“And so we have the prophetic word confirmed, which you do well to heed as a light that shines in a dark place, until the day dawns and the morning star rises in your hearts.”
And so
Peter now continues with an implication of his Mount of Transfiguration experience, which was a preview of the Second Coming of Christ. He now draws on even more convincing documentation of truth than the transfiguration.
we [the apostles] have the prophetic word [Scripture] confirmed [more certain]

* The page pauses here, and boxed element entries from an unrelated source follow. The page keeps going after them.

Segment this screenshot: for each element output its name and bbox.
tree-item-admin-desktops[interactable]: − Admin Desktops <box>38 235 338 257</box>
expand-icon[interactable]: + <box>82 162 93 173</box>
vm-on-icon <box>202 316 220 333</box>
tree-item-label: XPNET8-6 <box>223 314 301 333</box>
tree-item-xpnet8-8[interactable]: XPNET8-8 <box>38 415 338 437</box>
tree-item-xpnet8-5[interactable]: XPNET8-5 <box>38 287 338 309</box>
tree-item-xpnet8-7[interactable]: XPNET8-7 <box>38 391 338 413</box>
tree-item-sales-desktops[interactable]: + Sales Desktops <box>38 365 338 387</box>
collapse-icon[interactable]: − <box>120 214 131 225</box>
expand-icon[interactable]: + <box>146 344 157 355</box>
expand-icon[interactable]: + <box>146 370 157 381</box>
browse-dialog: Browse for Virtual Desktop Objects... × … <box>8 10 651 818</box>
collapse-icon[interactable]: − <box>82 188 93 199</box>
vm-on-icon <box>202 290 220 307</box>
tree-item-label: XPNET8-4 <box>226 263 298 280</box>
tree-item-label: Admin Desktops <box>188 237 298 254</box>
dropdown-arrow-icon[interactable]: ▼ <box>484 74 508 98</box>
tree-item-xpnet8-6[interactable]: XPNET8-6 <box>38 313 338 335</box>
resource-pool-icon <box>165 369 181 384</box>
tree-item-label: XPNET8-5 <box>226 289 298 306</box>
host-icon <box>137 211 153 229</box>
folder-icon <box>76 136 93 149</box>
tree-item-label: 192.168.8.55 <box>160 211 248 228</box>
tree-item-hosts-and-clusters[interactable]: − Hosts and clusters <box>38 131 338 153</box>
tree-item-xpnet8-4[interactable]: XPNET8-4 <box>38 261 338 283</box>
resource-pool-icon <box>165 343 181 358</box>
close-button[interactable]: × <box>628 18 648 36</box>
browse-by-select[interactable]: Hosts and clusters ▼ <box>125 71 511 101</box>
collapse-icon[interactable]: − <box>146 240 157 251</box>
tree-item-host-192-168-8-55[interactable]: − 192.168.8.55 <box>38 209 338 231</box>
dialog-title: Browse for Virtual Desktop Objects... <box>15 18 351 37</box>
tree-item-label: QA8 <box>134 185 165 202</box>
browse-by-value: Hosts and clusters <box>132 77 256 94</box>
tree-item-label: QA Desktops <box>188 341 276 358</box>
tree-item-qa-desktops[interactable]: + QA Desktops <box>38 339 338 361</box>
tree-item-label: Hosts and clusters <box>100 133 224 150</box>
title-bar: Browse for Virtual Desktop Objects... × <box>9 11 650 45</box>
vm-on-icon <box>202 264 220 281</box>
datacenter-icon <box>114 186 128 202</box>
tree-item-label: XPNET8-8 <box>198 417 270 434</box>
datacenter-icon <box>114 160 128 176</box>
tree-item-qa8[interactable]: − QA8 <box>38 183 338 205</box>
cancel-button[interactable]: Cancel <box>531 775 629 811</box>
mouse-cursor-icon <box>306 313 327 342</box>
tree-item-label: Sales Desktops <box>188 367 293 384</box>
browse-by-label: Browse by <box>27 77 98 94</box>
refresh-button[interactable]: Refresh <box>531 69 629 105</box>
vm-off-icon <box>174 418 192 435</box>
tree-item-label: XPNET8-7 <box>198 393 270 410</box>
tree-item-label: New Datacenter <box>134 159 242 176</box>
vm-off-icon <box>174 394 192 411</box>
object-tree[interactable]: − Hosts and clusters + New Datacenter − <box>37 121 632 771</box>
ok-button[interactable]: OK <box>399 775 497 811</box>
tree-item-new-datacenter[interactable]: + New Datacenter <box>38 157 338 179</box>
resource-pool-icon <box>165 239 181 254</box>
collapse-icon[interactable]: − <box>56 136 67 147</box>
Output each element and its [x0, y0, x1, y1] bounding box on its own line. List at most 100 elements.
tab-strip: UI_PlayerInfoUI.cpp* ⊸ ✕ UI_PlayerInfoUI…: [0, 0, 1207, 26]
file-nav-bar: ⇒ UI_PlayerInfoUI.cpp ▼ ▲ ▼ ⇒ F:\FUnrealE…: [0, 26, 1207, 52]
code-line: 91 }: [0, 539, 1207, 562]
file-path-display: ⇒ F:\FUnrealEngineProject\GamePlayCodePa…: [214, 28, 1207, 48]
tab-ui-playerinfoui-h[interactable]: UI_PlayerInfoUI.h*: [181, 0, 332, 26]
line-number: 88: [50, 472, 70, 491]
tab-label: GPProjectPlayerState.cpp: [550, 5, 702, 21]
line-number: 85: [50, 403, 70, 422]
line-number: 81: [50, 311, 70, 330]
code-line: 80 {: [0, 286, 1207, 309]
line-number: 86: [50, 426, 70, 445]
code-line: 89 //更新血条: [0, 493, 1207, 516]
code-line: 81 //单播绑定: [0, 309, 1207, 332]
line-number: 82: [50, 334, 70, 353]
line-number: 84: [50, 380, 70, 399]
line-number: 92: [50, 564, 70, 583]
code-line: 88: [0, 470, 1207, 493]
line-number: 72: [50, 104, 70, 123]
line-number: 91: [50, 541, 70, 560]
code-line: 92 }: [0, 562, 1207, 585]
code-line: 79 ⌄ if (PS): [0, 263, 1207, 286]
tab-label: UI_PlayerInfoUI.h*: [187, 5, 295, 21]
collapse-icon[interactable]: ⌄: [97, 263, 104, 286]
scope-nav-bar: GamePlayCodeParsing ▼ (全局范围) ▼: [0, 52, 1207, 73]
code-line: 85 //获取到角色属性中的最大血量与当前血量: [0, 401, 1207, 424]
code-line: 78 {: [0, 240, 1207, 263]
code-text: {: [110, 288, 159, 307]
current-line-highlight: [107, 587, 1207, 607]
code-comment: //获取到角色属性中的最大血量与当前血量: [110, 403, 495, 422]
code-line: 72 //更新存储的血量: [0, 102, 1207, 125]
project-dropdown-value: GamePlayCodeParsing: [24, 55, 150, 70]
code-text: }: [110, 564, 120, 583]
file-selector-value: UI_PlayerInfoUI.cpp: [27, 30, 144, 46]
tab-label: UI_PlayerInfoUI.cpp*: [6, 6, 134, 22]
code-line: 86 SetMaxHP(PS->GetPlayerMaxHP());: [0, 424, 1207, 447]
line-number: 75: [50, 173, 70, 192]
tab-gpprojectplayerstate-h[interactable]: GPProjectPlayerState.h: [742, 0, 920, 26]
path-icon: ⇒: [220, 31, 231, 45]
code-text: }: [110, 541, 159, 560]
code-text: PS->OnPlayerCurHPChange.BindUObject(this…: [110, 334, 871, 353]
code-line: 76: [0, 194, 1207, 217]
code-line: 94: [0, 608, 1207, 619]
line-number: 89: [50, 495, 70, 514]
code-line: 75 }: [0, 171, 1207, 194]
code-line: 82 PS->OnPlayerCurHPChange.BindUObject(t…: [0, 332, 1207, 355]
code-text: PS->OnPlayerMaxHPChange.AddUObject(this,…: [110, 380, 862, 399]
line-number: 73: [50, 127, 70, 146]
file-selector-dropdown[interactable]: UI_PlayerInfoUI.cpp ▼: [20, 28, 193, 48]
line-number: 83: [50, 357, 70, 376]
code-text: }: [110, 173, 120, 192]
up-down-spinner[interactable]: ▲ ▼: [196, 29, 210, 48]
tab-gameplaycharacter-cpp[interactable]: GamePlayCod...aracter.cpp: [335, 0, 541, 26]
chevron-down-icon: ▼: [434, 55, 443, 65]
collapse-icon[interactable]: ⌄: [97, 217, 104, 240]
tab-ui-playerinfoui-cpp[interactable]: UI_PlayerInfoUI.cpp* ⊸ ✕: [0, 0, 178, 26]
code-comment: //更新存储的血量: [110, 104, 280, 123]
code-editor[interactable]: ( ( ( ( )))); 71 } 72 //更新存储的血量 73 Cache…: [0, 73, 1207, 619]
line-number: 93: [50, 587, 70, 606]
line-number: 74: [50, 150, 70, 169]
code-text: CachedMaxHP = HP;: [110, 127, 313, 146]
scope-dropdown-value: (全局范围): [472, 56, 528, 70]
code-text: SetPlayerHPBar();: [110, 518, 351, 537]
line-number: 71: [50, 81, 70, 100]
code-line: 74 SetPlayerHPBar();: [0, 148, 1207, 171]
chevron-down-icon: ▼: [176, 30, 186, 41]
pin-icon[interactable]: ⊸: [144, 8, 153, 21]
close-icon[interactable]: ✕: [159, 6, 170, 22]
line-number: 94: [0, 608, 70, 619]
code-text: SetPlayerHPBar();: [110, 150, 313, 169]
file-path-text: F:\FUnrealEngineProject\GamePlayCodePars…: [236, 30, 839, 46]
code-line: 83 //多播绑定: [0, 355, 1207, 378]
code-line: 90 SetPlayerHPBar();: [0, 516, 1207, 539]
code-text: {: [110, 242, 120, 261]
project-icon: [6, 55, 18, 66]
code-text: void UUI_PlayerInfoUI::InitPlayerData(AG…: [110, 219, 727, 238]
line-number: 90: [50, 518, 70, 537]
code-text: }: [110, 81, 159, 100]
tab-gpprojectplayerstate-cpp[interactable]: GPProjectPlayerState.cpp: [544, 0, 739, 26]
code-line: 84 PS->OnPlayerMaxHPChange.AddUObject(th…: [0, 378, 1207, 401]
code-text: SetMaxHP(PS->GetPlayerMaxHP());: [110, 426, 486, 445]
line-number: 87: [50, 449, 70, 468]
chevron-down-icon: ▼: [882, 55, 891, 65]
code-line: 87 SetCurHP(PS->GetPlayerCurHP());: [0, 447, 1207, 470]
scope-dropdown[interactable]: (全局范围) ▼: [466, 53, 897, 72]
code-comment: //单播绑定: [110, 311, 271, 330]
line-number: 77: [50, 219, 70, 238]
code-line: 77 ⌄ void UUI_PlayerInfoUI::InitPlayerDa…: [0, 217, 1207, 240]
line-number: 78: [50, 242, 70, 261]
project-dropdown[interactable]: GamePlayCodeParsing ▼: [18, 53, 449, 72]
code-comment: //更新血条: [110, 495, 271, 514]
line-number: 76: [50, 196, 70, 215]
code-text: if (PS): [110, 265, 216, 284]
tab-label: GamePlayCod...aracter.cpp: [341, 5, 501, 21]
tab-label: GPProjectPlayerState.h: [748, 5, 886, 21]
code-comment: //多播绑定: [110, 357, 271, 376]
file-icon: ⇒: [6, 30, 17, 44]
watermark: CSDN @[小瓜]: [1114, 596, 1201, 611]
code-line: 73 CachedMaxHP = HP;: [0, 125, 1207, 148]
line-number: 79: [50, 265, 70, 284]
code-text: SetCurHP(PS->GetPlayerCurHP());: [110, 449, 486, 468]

The “prophetic word” pertains to inspired utterances – prophetic (of the prophets). In other words, this refers to the entire Old Testament Scripture. We can render this part of the verse as “we have more certain the prophetic word.” As reliable as the three apostle’s experience on the Mount of Transfiguration, the Word of God is more certain. It transcends human confirmation.
Ro 16:26-27, “But now has been made manifest, and by the prophetic Scriptures has been made known to all nations, according to the commandment of the everlasting God, for obedience to the faith— 27 to God, alone wise, be glory through Jesus Christ forever. Amen.”
The word “confirmed” (comparative adjective) is compared to “prophetic word,” carrying the idea the prophetic word is more certain than the Mount of Transfiguration experience. The Bible that the readers of Second Peter had in their hands was more certain than the transfiguration experience. “Confirmed” means firm, permanent. It came to mean reliable, dependable, and certain. These are people with firm faith because what they believed was altogether reliable. We can rely on and depend upon the Scriptures because they are trustworthy.
The Word of God is more certain than an apostolic witness of the account of Mount of Transfiguration. Our faith primarily rests in what God says, not what we experience.
PRINCIPLE:
We can trust God’s Word more than we can trust our senses.
APPLICATION:
We can trust the empirical evidence of the trio of Peter, James, and John seeing the transfiguration, but we can trust the message of the prophets, the Word of God, even more. The issue here is an issue of certainty. Scriptures are known to be true by the apostles; they are certain (He 2:2). There has been a process of verification by the apostles, and they confirmed the Bible to be authentic by a well-established verification process.
Is there an example of a specific event that is mentioned here in the OT?
Don, the specific context is dealing with the Mount of Transfiguration (2 Pe 1:18).